Notwithstanding any other provision of this Plan or any Award Agreement, and solely to the extent that any payment under an Award issued pursuant to this Plan is not exempt from the requirements of Section 409A, if the participant is a “specified employee” for purposes of Section 409A, all payments under an Award issued pursuant to this Plan that would otherwise be paid or provided during the first 6 months following such “separation from service” (other than payments exempted under Section 409A) shall be accumulated through and paid or provided within 30 days following the 6 month anniversary of such “separation from service” to the extent required by Section 409A. Notwithstanding the foregoing, payments delayed pursuant to this paragraph shall commence as soon as practicable following the date of death of the participant prior to the end of the 6 month period but in no event later than 60 days following the date of death. Any provision or provisions in this Plan or any Award Agreement that provide that such non-exempt payments are to be made prior to the earlier of the expiration of the six-month delay period or death are of no effect and the Award Agreement shall be construed and enforced as if such provision had not been included.

 

 

 

APPENDIX A

 

Sample Annual Grant

 

 

olysteelapa.jpg

 

 

 

 

 

 

 

APPENDIX B

 

In order to receive an annual PSU grant or the performance-based component of the Cash Incentive, the Company must achieve a minimum level of performance during the 3 year performance period running from the PSU Grant Date through the Vesting Date.
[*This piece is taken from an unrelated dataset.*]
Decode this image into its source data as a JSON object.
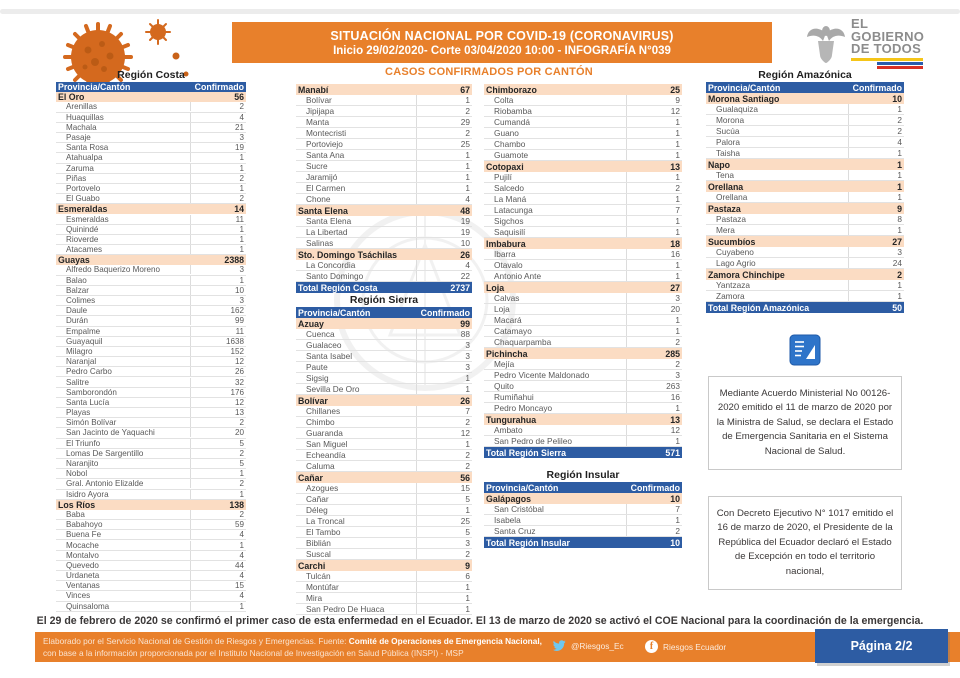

The following describes the performance thresholds and corresponding payout levels that apply to each award, subject to annual Committee approval:

 

Annual PSU Grant (performance based)

 

Performance Based Cash Incentive

 

 

Threshold

Target

Maximum

ROA*

5% 7.5%

10% or greater

Payout % PSU Grant &

Performance Based Cash 

Incentive**

50% 100% 150%

 

*ROA defined as EBITDA / (Average A/R, Inventory & PP&E), as determined by the Committee

** Payout % for performance in between levels will be interpolated, and there is no payout for performance that doesn’t meet the Threshold performance level.

 

Exceptions to the above schedule can be made for start-up, turnaround or other situations, as determined by the Committee.